Just checked the DOGE website; I'm not too sure about this theory given that POST requests are blocked and the only APIs you can find (ie. /api/offices) only supports GET requests and if the UUID doesn't match, it 404s.
I don't see any CRUD endpoints for modifying the database
DOGE noticed. They might have "fixed" the vulnerability by now
https://doge.gov/workforce?orgId=69ee18bc-9ac8-467e-84b0-106... is what's linked to by the "Workforce" header, and it now looks different than the screenshots
Good thing we have the best and brightest at DOGE!

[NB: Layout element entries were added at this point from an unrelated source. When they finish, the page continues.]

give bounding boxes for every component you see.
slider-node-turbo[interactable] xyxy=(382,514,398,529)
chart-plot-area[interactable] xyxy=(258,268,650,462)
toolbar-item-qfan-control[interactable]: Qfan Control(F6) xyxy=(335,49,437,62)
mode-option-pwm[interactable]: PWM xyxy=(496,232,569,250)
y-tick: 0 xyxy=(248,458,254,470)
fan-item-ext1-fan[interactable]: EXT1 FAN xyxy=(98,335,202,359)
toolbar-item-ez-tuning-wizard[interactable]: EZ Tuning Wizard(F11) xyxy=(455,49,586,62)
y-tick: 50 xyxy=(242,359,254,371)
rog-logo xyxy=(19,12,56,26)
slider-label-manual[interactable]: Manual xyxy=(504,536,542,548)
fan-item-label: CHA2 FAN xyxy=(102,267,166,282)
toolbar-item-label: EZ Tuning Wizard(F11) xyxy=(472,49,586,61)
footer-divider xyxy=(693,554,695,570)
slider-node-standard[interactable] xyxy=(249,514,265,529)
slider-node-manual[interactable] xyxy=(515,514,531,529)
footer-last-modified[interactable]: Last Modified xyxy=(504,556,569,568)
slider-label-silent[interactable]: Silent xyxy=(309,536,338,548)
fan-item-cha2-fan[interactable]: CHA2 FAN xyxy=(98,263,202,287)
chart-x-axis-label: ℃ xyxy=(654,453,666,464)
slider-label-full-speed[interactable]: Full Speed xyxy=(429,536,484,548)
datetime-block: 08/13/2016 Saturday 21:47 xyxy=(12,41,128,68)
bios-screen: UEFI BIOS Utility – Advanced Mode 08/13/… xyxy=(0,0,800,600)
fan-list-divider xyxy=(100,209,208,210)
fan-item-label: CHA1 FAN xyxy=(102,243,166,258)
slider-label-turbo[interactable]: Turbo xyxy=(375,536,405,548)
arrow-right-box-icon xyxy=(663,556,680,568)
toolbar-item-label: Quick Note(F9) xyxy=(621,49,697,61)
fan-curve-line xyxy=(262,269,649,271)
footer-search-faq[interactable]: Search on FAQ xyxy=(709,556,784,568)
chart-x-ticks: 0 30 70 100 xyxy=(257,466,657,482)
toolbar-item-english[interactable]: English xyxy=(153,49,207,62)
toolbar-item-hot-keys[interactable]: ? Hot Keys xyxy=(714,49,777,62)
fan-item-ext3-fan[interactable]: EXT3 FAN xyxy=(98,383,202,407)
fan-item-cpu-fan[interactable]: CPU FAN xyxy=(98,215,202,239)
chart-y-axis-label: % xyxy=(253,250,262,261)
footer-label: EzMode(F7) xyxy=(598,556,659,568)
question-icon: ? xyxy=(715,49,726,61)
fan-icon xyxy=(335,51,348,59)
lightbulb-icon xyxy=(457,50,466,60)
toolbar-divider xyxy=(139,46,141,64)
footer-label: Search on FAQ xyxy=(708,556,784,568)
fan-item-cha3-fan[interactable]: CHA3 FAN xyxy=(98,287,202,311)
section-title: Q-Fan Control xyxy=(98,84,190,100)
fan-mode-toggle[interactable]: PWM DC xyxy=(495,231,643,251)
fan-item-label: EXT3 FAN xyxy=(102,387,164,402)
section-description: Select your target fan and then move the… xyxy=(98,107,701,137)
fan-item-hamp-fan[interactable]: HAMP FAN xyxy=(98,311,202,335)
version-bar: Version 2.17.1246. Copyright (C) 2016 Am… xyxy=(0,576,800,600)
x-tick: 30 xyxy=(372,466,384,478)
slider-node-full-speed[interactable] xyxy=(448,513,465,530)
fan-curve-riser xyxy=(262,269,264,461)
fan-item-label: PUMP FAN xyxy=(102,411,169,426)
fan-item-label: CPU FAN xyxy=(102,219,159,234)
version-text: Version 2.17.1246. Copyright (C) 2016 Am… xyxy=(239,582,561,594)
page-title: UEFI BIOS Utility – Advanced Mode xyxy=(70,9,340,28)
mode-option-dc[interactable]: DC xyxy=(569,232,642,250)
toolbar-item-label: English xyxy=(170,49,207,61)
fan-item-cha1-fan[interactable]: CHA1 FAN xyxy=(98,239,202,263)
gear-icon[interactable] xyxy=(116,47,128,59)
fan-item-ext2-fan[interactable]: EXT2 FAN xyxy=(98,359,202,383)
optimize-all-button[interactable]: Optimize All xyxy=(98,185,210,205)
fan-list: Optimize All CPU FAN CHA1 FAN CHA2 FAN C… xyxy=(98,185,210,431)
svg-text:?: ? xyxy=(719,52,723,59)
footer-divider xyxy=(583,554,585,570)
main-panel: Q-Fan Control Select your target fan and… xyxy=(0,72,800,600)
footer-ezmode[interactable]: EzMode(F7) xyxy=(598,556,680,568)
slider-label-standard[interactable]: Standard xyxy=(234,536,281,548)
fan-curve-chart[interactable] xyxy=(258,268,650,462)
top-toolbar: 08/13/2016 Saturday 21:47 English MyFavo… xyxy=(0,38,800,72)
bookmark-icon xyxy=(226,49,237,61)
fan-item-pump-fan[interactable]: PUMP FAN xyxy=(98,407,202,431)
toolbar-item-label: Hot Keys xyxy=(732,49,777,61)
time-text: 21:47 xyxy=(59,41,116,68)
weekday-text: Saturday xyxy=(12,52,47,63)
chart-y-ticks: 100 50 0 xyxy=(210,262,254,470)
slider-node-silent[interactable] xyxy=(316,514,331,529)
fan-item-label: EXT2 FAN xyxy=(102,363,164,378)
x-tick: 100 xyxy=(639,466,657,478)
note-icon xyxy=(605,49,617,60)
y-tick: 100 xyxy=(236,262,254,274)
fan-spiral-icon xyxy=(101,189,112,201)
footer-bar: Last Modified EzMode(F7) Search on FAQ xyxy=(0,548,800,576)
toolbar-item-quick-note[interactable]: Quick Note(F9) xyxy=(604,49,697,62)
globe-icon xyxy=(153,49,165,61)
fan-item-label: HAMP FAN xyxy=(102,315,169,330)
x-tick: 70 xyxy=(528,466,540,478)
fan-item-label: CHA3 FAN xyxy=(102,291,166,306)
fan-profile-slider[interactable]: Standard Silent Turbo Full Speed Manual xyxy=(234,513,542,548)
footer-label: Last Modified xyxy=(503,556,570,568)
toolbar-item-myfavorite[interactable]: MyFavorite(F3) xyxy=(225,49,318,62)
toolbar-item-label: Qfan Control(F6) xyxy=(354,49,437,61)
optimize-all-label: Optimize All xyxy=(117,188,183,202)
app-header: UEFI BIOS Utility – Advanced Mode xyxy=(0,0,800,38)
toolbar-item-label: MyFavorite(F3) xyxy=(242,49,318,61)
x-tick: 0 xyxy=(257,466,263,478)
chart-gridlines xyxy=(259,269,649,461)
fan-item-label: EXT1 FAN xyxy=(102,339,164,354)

well they pay for a blue checkmark, they _must_ be the cleverest we have
It's been a while since I last saw a CMS pulling data from a database... It's a miracle the website didn't crumble under the load.
Put a CMS behind a well-configured CDN and it's essentially a static site generator. If you have cache invalidation figured out, you get all the speed and scalability benefits of a static site without ever having to regenerate your content.
I’m guessing it didn’t have much in front of it because the management endpoints were accessible from the public Internet. I think you mentioning the “well configured CDN” is key here. If there was a CDN in front of it, it wasn’t well configured.
BTW, I spent a lot of my career configuring load balancing, caches, proxies, sharding, and CDNs for Plone (a CMS that’s popular with governments) websites.